I don’t believe this is about privacy. I believe this is about giving warning that their behavior will be recorded and therefore it is in their best interest to behave well. I do not think the consent requirement protects privacy, because a door will often be open when the denial of consent is recorded. Also citizens are fearful of objecting to an officer’s request.
I believe the notification and consent statements should include “this recording is a public record.” Very few people realize the department is working on overdrive to publish every video requested by a non-involved party on the Seattle Channel and possibly 95% of body cam videos. In addition I fully intend to obtain any video not published on Seattle Channel and make it available via YouTube.

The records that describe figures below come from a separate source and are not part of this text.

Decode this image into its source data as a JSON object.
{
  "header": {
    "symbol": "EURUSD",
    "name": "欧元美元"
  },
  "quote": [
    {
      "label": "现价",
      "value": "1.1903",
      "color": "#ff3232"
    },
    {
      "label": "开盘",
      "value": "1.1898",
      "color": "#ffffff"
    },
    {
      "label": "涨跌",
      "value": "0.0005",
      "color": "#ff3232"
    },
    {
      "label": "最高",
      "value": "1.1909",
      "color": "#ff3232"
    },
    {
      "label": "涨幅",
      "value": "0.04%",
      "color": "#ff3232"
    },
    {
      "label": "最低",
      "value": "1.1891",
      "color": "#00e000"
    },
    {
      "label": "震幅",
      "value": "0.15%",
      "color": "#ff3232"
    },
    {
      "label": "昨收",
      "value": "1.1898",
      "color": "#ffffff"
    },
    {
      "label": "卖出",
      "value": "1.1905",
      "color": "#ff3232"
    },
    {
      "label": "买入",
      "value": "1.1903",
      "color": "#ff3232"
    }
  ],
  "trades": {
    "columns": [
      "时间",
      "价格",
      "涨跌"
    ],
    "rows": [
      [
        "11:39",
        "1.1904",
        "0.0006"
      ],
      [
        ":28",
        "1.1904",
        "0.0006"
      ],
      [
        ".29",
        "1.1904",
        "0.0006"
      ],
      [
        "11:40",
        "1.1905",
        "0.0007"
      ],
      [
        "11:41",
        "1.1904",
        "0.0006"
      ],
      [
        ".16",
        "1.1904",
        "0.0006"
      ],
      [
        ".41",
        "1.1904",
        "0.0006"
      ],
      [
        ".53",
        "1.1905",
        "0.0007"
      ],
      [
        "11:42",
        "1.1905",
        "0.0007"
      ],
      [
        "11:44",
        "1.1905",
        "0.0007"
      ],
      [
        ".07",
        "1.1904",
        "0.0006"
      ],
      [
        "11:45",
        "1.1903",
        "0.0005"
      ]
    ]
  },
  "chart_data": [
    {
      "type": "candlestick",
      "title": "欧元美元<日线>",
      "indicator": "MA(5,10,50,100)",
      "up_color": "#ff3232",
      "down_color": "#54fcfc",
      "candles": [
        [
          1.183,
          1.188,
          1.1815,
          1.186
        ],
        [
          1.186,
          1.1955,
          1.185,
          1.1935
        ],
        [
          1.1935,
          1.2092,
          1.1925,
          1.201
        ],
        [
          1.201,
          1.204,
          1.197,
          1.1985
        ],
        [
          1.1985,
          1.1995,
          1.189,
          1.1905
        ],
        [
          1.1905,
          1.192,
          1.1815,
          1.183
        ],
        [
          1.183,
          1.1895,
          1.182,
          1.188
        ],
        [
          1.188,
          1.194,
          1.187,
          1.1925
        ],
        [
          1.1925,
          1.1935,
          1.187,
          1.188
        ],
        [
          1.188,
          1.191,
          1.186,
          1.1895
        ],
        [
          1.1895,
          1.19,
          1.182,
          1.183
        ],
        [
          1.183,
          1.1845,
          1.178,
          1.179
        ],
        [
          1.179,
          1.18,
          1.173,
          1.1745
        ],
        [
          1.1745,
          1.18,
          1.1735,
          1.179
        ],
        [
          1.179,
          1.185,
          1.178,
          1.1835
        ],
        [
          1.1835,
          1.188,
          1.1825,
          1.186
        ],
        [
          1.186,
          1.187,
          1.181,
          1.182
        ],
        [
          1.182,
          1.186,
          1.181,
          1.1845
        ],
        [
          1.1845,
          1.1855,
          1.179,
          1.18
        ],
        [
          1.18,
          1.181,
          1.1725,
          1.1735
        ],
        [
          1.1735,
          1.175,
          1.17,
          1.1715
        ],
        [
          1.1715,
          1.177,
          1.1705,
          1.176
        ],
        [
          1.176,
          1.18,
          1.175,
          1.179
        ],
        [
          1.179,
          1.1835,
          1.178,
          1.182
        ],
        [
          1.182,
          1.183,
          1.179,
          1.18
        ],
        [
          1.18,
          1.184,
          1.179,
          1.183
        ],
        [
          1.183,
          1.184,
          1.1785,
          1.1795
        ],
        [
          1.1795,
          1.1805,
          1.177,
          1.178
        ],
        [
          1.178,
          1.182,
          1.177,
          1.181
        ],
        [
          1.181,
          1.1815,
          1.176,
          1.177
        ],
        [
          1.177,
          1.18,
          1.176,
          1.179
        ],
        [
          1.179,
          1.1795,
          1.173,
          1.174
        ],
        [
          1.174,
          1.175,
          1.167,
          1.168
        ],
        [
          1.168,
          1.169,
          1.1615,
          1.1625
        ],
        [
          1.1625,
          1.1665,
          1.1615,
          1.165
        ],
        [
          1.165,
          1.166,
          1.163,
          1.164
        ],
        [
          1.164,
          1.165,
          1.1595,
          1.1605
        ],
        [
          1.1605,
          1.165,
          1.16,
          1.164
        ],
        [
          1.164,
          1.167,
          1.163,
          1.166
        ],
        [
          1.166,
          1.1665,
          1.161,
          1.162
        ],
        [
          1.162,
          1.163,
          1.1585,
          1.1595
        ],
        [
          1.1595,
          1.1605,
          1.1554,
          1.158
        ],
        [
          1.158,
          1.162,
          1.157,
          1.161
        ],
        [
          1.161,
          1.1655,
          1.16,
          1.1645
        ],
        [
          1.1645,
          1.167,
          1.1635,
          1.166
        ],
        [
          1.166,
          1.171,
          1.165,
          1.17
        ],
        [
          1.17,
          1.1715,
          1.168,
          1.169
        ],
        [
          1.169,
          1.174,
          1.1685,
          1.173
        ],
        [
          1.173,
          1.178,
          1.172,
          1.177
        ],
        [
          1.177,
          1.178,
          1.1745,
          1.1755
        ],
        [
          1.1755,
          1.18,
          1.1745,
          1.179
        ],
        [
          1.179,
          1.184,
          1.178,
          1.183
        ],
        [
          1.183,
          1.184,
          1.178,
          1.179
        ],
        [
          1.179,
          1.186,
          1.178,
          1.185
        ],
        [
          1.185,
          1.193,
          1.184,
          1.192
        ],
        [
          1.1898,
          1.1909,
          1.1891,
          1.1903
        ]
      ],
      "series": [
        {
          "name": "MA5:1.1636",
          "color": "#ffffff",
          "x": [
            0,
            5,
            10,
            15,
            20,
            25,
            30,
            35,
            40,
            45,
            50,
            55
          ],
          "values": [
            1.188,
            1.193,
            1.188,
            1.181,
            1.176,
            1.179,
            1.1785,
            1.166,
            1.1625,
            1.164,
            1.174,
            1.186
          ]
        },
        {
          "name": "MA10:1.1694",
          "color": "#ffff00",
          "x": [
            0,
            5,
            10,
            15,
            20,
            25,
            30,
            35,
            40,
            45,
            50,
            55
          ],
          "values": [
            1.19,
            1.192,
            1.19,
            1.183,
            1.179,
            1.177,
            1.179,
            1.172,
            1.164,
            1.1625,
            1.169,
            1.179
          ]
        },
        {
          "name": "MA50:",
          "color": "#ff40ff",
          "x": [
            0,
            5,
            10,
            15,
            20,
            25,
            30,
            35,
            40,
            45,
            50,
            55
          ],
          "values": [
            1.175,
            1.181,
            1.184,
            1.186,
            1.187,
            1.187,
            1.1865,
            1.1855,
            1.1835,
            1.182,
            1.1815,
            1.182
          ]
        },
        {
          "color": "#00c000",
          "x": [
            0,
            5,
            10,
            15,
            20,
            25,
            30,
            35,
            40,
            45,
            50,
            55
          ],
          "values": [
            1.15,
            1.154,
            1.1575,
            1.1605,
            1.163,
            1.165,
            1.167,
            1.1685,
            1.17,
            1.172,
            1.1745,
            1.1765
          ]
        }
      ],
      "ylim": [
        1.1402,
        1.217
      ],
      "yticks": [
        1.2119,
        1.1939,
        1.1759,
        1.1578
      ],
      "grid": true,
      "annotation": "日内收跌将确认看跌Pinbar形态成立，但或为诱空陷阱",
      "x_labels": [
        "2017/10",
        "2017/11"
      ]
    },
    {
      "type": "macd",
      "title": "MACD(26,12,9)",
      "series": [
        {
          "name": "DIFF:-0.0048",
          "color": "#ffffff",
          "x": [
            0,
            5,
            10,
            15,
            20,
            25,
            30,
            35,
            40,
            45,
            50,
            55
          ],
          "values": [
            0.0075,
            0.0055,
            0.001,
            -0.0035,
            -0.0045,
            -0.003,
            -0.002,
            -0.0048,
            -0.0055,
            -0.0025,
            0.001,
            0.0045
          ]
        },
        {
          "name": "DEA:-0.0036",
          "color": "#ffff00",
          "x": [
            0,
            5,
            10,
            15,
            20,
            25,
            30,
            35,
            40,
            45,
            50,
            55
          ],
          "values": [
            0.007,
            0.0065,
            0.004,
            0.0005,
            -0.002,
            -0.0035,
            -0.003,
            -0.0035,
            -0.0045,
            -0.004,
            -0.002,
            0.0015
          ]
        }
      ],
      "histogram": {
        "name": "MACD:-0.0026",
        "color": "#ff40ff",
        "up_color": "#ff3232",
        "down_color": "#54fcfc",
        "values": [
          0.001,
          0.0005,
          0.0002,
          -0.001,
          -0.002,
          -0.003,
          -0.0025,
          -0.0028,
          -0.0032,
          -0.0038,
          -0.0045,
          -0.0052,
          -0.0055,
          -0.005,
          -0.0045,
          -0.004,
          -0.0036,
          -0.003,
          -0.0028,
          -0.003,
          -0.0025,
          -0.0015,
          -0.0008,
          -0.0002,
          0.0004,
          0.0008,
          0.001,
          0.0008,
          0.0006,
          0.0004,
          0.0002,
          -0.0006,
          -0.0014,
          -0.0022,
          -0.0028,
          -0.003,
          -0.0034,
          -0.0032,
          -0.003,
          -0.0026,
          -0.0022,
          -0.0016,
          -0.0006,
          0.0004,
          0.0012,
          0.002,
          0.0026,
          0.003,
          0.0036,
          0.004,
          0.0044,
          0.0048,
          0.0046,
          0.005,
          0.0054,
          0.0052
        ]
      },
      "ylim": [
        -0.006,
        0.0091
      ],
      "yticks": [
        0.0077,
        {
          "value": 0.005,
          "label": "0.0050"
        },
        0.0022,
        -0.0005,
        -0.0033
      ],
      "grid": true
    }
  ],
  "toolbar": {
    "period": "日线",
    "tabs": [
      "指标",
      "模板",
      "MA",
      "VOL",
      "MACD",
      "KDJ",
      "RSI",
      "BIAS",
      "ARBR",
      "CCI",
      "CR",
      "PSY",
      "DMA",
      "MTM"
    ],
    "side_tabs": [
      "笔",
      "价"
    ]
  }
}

The department says videos will be retained infinitely.
The fundamental problem is that the policy says officers testing the cameras can not be held accountable if they do not have their camera on, per policy. I’m willing to let this slide for now, since this is the testing phase. When this rolls out for real, I want the policy to say something like “your employment will be terminated if you fail to turn on your camera and keep it on as required by policy more than three times, and immediately if your camera is off during a type 3 use of force incident.”
The City of Seattle will have the most transparent police force in the world. Our interactions as citizens with the police will be public. My fear is we may not get the accountability we so desperately need for officer actions, and that an unintended consequence could be the ruin of the lives of citizens who make mistakes. That said, I think officers and citizens will think harder before they act, knowing the world will be able to watch them tomorrow on YouTube. It certainly will become harder for the innocent to be wrongly convicted. A randomized California study showed decrease in use of force and complaints after body cam deployment. Now we need studies to ask “does crime decrease because every police video is placed online?”
As we move toward creating massive troves of public records through the use of video, we must take the time to evaluate the impact of those practices on privacy, on police-citizen interactions, and whether we are again the accountability we hope for.